Right now, I can't stop listening to the "Cannonball" remix [by Dave Audé]. I'm obsessed with it. For me, I really want songs that I can work out to. I love songs that I can roll down my window and dance to. It's also important for me that I'm not just dancing and saying "what the hell am I saying?" It's important to dance and have fun with a song but also say something important. Which is why I love the song "Louder." It's such a fun song, but it's a nice message.
Did you ever consider getting any rap verses on these tracks?
I don't know . . . coming out of the gate, we were really finding who I am as an artist. Finding what felt right. I think it will be interesting in recording my second album to sorta see what form that album takes. When I look at a song like "Dark Horse" by Katy Perry, where she has Juicy J rap in that – I think that's such a great song. I could see myself doing something like that. But I don't know! I don't think I'm going to be rapping any time soon, but if anyone wants to come and drop a beat, I'm down for that.
Have you started thinking about a follow-up to "Louder"?
Absolutely. I know we're releasing "Louder" right now but I finished this in June, with "Cannonball" and "If You Say So" added over the summer. I haven't really worked on it for awhile, so I'm definitely thinking about a second album. I'm already thinking about what I want it to sound like, what I want it to look like. This record is such a strong representation of what the last two years of my life were like and I don't know what's next for me in my life. But I can't wait. Making music is so incredible; you tell the story of your life through music. I plan on it being very happy, very bright. Maybe not as dark.
What's your post-"Glee" life looking like?
I feel a little weird talking about that. It's still so far away and we have to finish this season ... to get through a day at "Glee," it's so intense and fun and hard. I still have 30 episodes of the series to shoot. But, I really want to tour this album.

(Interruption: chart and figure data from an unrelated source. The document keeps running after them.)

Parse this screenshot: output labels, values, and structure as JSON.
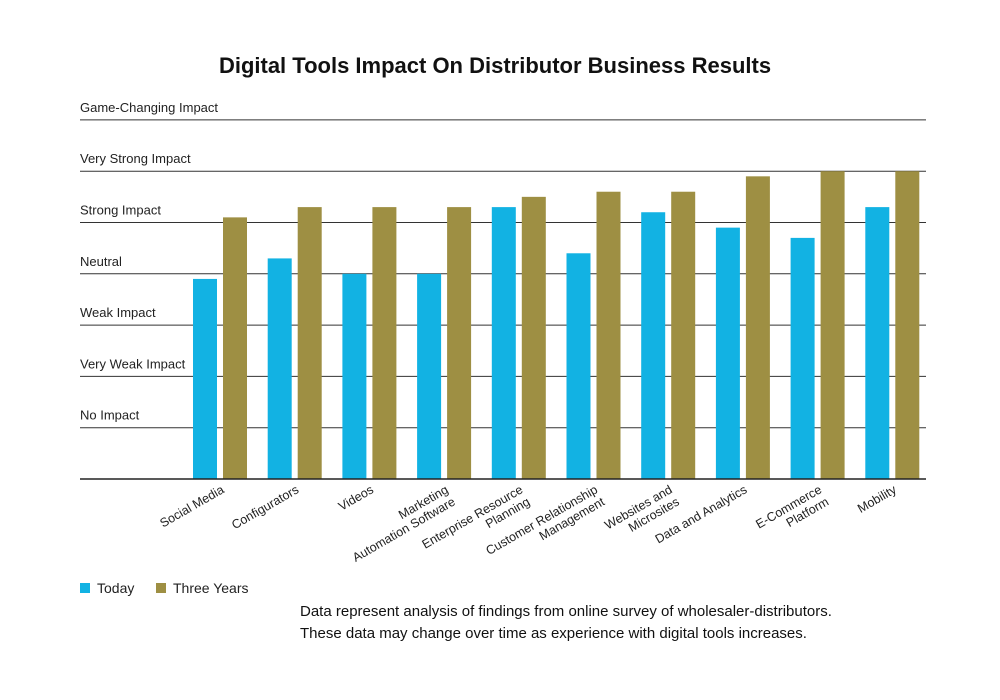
{
  "chart_data": {
    "type": "bar",
    "title": "Digital Tools Impact On Distributor Business Results",
    "y_levels": [
      "No Impact",
      "Very Weak Impact",
      "Weak  Impact",
      "Neutral",
      "Strong Impact",
      "Very Strong Impact",
      "Game-Changing Impact"
    ],
    "ylim": [
      0,
      7
    ],
    "grid": true,
    "legend_position": "bottom-left",
    "categories": [
      [
        "Social Media"
      ],
      [
        "Configurators"
      ],
      [
        "Videos"
      ],
      [
        "Marketing",
        "Automation Software"
      ],
      [
        "Enterprise  Resource",
        "Planning"
      ],
      [
        "Customer  Relationship",
        "Management"
      ],
      [
        "Websites and",
        "Microsites"
      ],
      [
        "Data and Analytics"
      ],
      [
        "E-Commerce",
        "Platform"
      ],
      [
        "Mobility"
      ]
    ],
    "series": [
      {
        "name": "Today",
        "color": "#12b2e3",
        "values": [
          3.9,
          4.3,
          4.0,
          4.0,
          5.3,
          4.4,
          5.2,
          4.9,
          4.7,
          5.3
        ]
      },
      {
        "name": "Three Years",
        "color": "#9e8f43",
        "values": [
          5.1,
          5.3,
          5.3,
          5.3,
          5.5,
          5.6,
          5.6,
          5.9,
          6.0,
          6.0
        ]
      }
    ]
  },
  "footnote": {
    "line1": "Data represent analysis of findings from online survey of wholesaler-distributors.",
    "line2": "These data may change over time as experience with digital tools increases."
  }
}
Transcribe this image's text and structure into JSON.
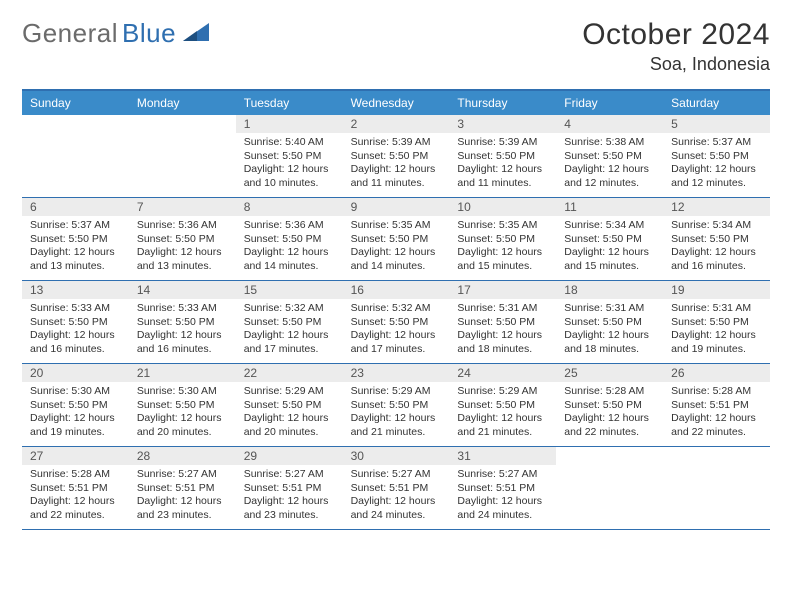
{
  "logo": {
    "text1": "General",
    "text2": "Blue"
  },
  "title": "October 2024",
  "location": "Soa, Indonesia",
  "colors": {
    "header_bar": "#3a8bc9",
    "border": "#2f6fb0",
    "daynum_bg": "#ececec",
    "text": "#333333",
    "logo_gray": "#6b6b6b",
    "logo_blue": "#2f6fb0"
  },
  "daysOfWeek": [
    "Sunday",
    "Monday",
    "Tuesday",
    "Wednesday",
    "Thursday",
    "Friday",
    "Saturday"
  ],
  "weeks": [
    [
      {
        "empty": true
      },
      {
        "empty": true
      },
      {
        "num": "1",
        "sunrise": "Sunrise: 5:40 AM",
        "sunset": "Sunset: 5:50 PM",
        "day1": "Daylight: 12 hours",
        "day2": "and 10 minutes."
      },
      {
        "num": "2",
        "sunrise": "Sunrise: 5:39 AM",
        "sunset": "Sunset: 5:50 PM",
        "day1": "Daylight: 12 hours",
        "day2": "and 11 minutes."
      },
      {
        "num": "3",
        "sunrise": "Sunrise: 5:39 AM",
        "sunset": "Sunset: 5:50 PM",
        "day1": "Daylight: 12 hours",
        "day2": "and 11 minutes."
      },
      {
        "num": "4",
        "sunrise": "Sunrise: 5:38 AM",
        "sunset": "Sunset: 5:50 PM",
        "day1": "Daylight: 12 hours",
        "day2": "and 12 minutes."
      },
      {
        "num": "5",
        "sunrise": "Sunrise: 5:37 AM",
        "sunset": "Sunset: 5:50 PM",
        "day1": "Daylight: 12 hours",
        "day2": "and 12 minutes."
      }
    ],
    [
      {
        "num": "6",
        "sunrise": "Sunrise: 5:37 AM",
        "sunset": "Sunset: 5:50 PM",
        "day1": "Daylight: 12 hours",
        "day2": "and 13 minutes."
      },
      {
        "num": "7",
        "sunrise": "Sunrise: 5:36 AM",
        "sunset": "Sunset: 5:50 PM",
        "day1": "Daylight: 12 hours",
        "day2": "and 13 minutes."
      },
      {
        "num": "8",
        "sunrise": "Sunrise: 5:36 AM",
        "sunset": "Sunset: 5:50 PM",
        "day1": "Daylight: 12 hours",
        "day2": "and 14 minutes."
      },
      {
        "num": "9",
        "sunrise": "Sunrise: 5:35 AM",
        "sunset": "Sunset: 5:50 PM",
        "day1": "Daylight: 12 hours",
        "day2": "and 14 minutes."
      },
      {
        "num": "10",
        "sunrise": "Sunrise: 5:35 AM",
        "sunset": "Sunset: 5:50 PM",
        "day1": "Daylight: 12 hours",
        "day2": "and 15 minutes."
      },
      {
        "num": "11",
        "sunrise": "Sunrise: 5:34 AM",
        "sunset": "Sunset: 5:50 PM",
        "day1": "Daylight: 12 hours",
        "day2": "and 15 minutes."
      },
      {
        "num": "12",
        "sunrise": "Sunrise: 5:34 AM",
        "sunset": "Sunset: 5:50 PM",
        "day1": "Daylight: 12 hours",
        "day2": "and 16 minutes."
      }
    ],
    [
      {
        "num": "13",
        "sunrise": "Sunrise: 5:33 AM",
        "sunset": "Sunset: 5:50 PM",
        "day1": "Daylight: 12 hours",
        "day2": "and 16 minutes."
      },
      {
        "num": "14",
        "sunrise": "Sunrise: 5:33 AM",
        "sunset": "Sunset: 5:50 PM",
        "day1": "Daylight: 12 hours",
        "day2": "and 16 minutes."
      },
      {
        "num": "15",
        "sunrise": "Sunrise: 5:32 AM",
        "sunset": "Sunset: 5:50 PM",
        "day1": "Daylight: 12 hours",
        "day2": "and 17 minutes."
      },
      {
        "num": "16",
        "sunrise": "Sunrise: 5:32 AM",
        "sunset": "Sunset: 5:50 PM",
        "day1": "Daylight: 12 hours",
        "day2": "and 17 minutes."
      },
      {
        "num": "17",
        "sunrise": "Sunrise: 5:31 AM",
        "sunset": "Sunset: 5:50 PM",
        "day1": "Daylight: 12 hours",
        "day2": "and 18 minutes."
      },
      {
        "num": "18",
        "sunrise": "Sunrise: 5:31 AM",
        "sunset": "Sunset: 5:50 PM",
        "day1": "Daylight: 12 hours",
        "day2": "and 18 minutes."
      },
      {
        "num": "19",
        "sunrise": "Sunrise: 5:31 AM",
        "sunset": "Sunset: 5:50 PM",
        "day1": "Daylight: 12 hours",
        "day2": "and 19 minutes."
      }
    ],
    [
      {
        "num": "20",
        "sunrise": "Sunrise: 5:30 AM",
        "sunset": "Sunset: 5:50 PM",
        "day1": "Daylight: 12 hours",
        "day2": "and 19 minutes."
      },
      {
        "num": "21",
        "sunrise": "Sunrise: 5:30 AM",
        "sunset": "Sunset: 5:50 PM",
        "day1": "Daylight: 12 hours",
        "day2": "and 20 minutes."
      },
      {
        "num": "22",
        "sunrise": "Sunrise: 5:29 AM",
        "sunset": "Sunset: 5:50 PM",
        "day1": "Daylight: 12 hours",
        "day2": "and 20 minutes."
      },
      {
        "num": "23",
        "sunrise": "Sunrise: 5:29 AM",
        "sunset": "Sunset: 5:50 PM",
        "day1": "Daylight: 12 hours",
        "day2": "and 21 minutes."
      },
      {
        "num": "24",
        "sunrise": "Sunrise: 5:29 AM",
        "sunset": "Sunset: 5:50 PM",
        "day1": "Daylight: 12 hours",
        "day2": "and 21 minutes."
      },
      {
        "num": "25",
        "sunrise": "Sunrise: 5:28 AM",
        "sunset": "Sunset: 5:50 PM",
        "day1": "Daylight: 12 hours",
        "day2": "and 22 minutes."
      },
      {
        "num": "26",
        "sunrise": "Sunrise: 5:28 AM",
        "sunset": "Sunset: 5:51 PM",
        "day1": "Daylight: 12 hours",
        "day2": "and 22 minutes."
      }
    ],
    [
      {
        "num": "27",
        "sunrise": "Sunrise: 5:28 AM",
        "sunset": "Sunset: 5:51 PM",
        "day1": "Daylight: 12 hours",
        "day2": "and 22 minutes."
      },
      {
        "num": "28",
        "sunrise": "Sunrise: 5:27 AM",
        "sunset": "Sunset: 5:51 PM",
        "day1": "Daylight: 12 hours",
        "day2": "and 23 minutes."
      },
      {
        "num": "29",
        "sunrise": "Sunrise: 5:27 AM",
        "sunset": "Sunset: 5:51 PM",
        "day1": "Daylight: 12 hours",
        "day2": "and 23 minutes."
      },
      {
        "num": "30",
        "sunrise": "Sunrise: 5:27 AM",
        "sunset": "Sunset: 5:51 PM",
        "day1": "Daylight: 12 hours",
        "day2": "and 24 minutes."
      },
      {
        "num": "31",
        "sunrise": "Sunrise: 5:27 AM",
        "sunset": "Sunset: 5:51 PM",
        "day1": "Daylight: 12 hours",
        "day2": "and 24 minutes."
      },
      {
        "empty": true
      },
      {
        "empty": true
      }
    ]
  ]
}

I have a small window between season five and season six. Definitely when "Glee" is over, I'd love to have the opportunity with the new freedom I have to tour the record.
Have you ever spoken to Ryan Murphy about appearing on "American Horror Story"?

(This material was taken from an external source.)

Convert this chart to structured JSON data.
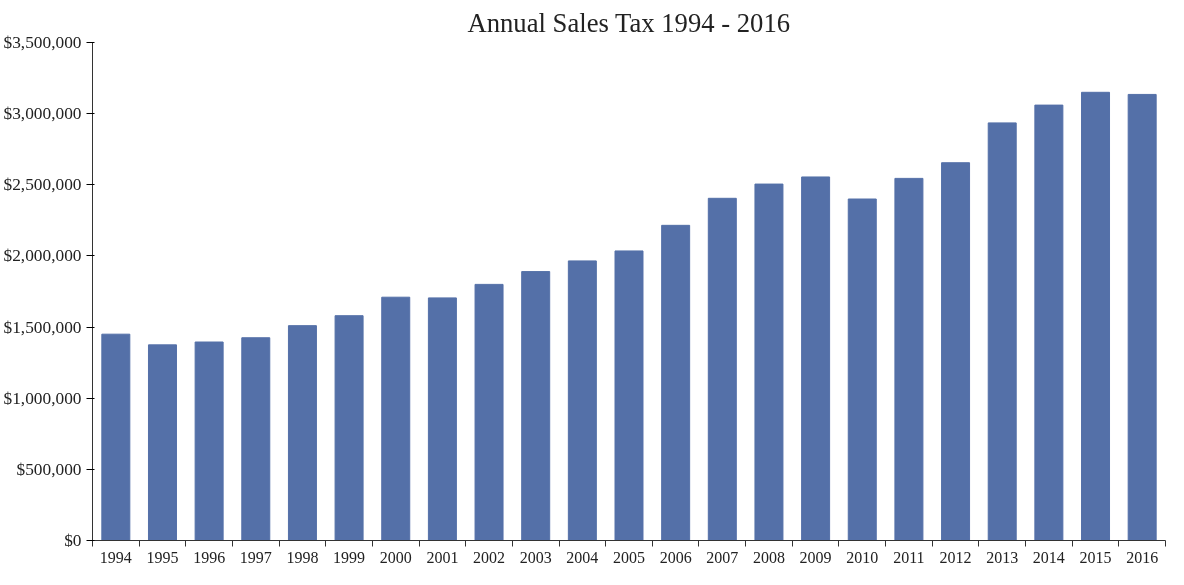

I've basically talked to him about it every day. If I could get my fans to start working on that for me, that would be great. I've been literally begging him. But it would probably have to be for their season five or something like that. I think it would be a great opportunity for people in the acting world to see. I moved to L.A. after working on Broadway and immediately got "Glee." People were introduced to me as Lea Michele, but really as Rachel Berry. Outside of "Glee" and outside of this record will be continued opportunities for people to see me as an actor and as a singer.